この情報を参考にするとトーンカーブの調整にも役に立ちますので、「ヒストグラム」の見かたを憶えましょう。
- 向かって右側が明るい部分
- 左側が暗い部分
- 山の高さが情報量(ピクセル数)
です。デジタル画像(8bit)で再現できる階調の範囲は
- 真っ黒は「R0, G0, B0」
- 真っ白は「R255, G255, B255」
となり、このRGB(赤緑青)3つの色の掛け合わせでカラーを表現しています。(約1600万色)
硬調なトーンカーブとその意味(S字カーブ)
トーンカーブを使用してS字のようなカーブを描くとコントラストの高い「硬調な写真」になります。
なぜそうなるのかを下図で解説していきます。
- 赤い線から上①は明るく補正された部分
- 赤い線から下②は暗く補正された部分
- 赤い線からの距離が「補正量」
となります。

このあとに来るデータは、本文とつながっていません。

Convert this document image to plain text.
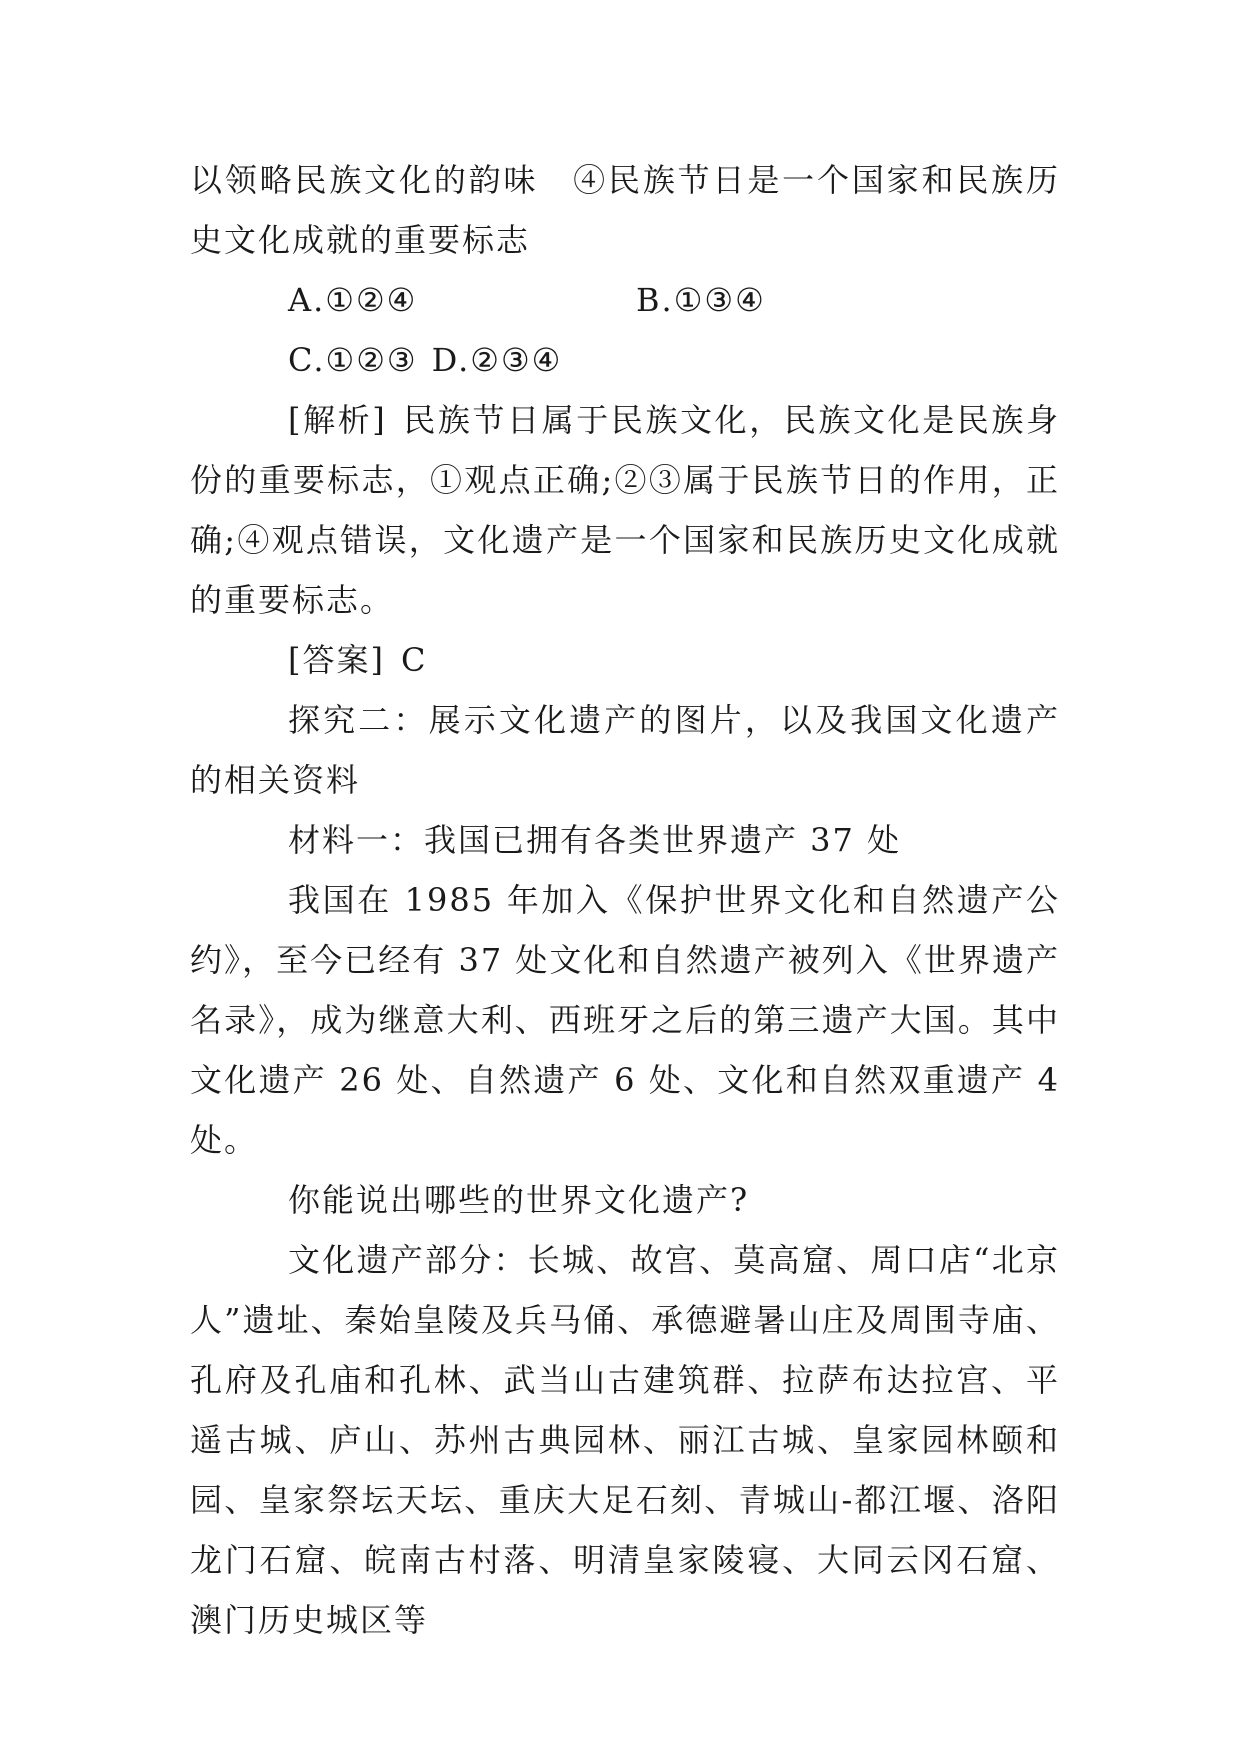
以领略民族文化的韵味　④民族节日是一个国家和民族历史文化成就的重要标志

A.①②④	B.①③④
C.①②③ D.②③④

[解析] 民族节日属于民族文化，民族文化是民族身份的重要标志，①观点正确;②③属于民族节日的作用，正确;④观点错误，文化遗产是一个国家和民族历史文化成就的重要标志。

[答案] C

探究二：展示文化遗产的图片，以及我国文化遗产的相关资料

材料一：我国已拥有各类世界遗产 37 处

我国在 1985 年加入《保护世界文化和自然遗产公约》，至今已经有 37 处文化和自然遗产被列入《世界遗产名录》，成为继意大利、西班牙之后的第三遗产大国。其中文化遗产 26 处、自然遗产 6 处、文化和自然双重遗产 4 处。

你能说出哪些的世界文化遗产?

文化遗产部分：长城、故宫、莫高窟、周口店“北京人”遗址、秦始皇陵及兵马俑、承德避暑山庄及周围寺庙、孔府及孔庙和孔林、武当山古建筑群、拉萨布达拉宫、平遥古城、庐山、苏州古典园林、丽江古城、皇家园林颐和园、皇家祭坛天坛、重庆大足石刻、青城山-都江堰、洛阳龙门石窟、皖南古村落、明清皇家陵寝、大同云冈石窟、澳门历史城区等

そのようにこのS字カーブを見ると
- もともと明るい部分①はより明るく補正
- もともと暗い部分②はより暗く補正
- 明暗の差がはっきりするためにコントラストが高くなる
また、白い線の角度がコントラストを示しています。
角度が45度より高い部分ではコントラストが強くなります。
- 中間調①ではコントラストが強い
- 暗部/明部②ではコントラストが低い
- 結果的にS字カーブでは中間調のコントラストが強くなります。
そのため、補正量が大きくなるに従って中間調のコントラストも強くなります。
S字カーブよるコントラスト調整作例
補正する明暗の比率を変える
S字カーブではトーンカーブの中心を動かすことで明暗の比率を変化させることができます。
暗く補正する部分の比率を増やした例
- 明るく補正された部分①
- 暗く補正された部分②
- 中心点を上に動かすと暗く補正される部分の比率が増える
明るく補正する部分の比率を増やした例
- 明るく補正された部分①
- 暗く補正された部分②
- 中心点を下に動かすと明るく補正される部分の比率が増える
明暗の比率を変えた場合の作例
中間調の明るさを調節する(ガンマカーブ)
写真の中間調の明るさを調節する場合にもトーンカーブを使うことがあります。
弓なりのカーブを描くと中間調を中心に補正するので、露出補正とは異なり明るい部分や暗い部分での明るさの変化が少ないのが特徴です。
厳密に言うと「ガンマ」の曲線は規定されていますが、一般的にこの中間調の明るさ補正のカーブをガンマカーブと呼ぶ場合もあります。
ガンマカーブによる作例
ハイライト/シャドーを調節する(レベル補正)
写真の黒を締めたり、白のヌケを良くし、コントラストを高めるにはレベル補正を行います。主に軟調な写真やねむい写真に対して調節します。
軟調な写真はヒストグラムを見ると
- 暗部に情報が少ない
- 明部に情報が少ない
- 中間調だけで構成された写真
が特徴となります。
レベル補正による作例
光線状態やハレーションなどにより軟調になってしまった暗部と明部の階調を調節し、コントラスト感を出します。